Get Ready For Internet Sales Taxes In 2009


Attention, online shoppers! This may be the last holiday season you can dodge sales taxes by buying presents on the Web. State legislators, retailers and lawyers say 2009 may be the year Internet taxes finally come to pass.

The idea, which would levy sales tax on most goods bought online, has been tossed around for nearly a decade. A perfect storm of factors, including record state budget deficits, a new Congress and continued e-commerce growth, appear likely to rekindle the issue. Experts say that cash-strapped states view this revenue, estimated to be several billions of dollars, as money left on the table.

“States are coming up with huge deficits and looking for places to make money,” says Eric Menhart, the principal of CyberLaw, a Rockville, Md.-based law firm that concentrates on technology legal issues. “All of a sudden, Internet taxation appears a lot more viable.”
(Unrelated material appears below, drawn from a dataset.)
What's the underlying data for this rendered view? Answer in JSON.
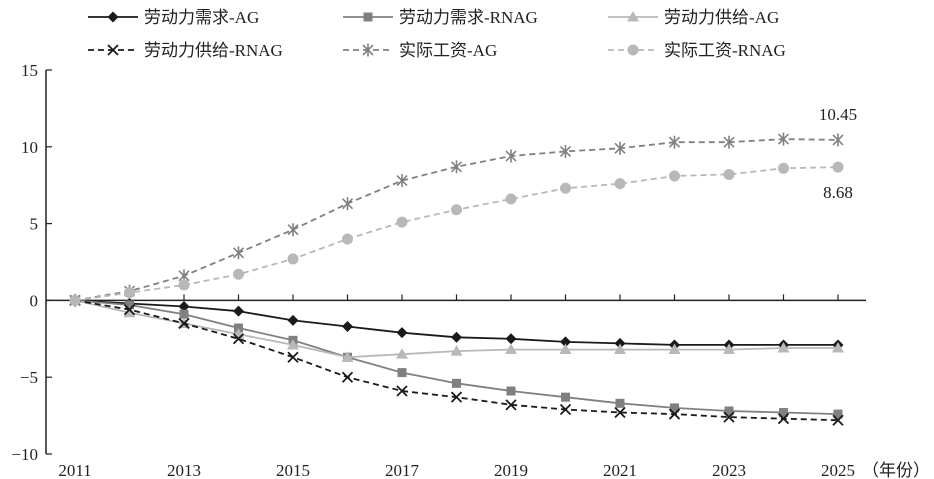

Spotting an opportunity, legislators and other proponents of Internet taxation are renewing their efforts. Scott Peterson, executive director of the Streamlined Sales Tax Governing Board, a group that oversees states’ efforts to simplify and modernize sales tax issues, says legislators from Florida, Illinois, Massachusetts, Texas and Virginia, among others, have recently contacted him about the issue.

The plan: to reintroduce legislation as early as January when the new Congress takes office. The legislative route is necessary because the Supreme Court ruled in the 1990s that states can’t require out-of-state retailers to collect sales tax on online sales. Proponents believe that making their case to Congress would be faster and more practical than wending their way through the courts.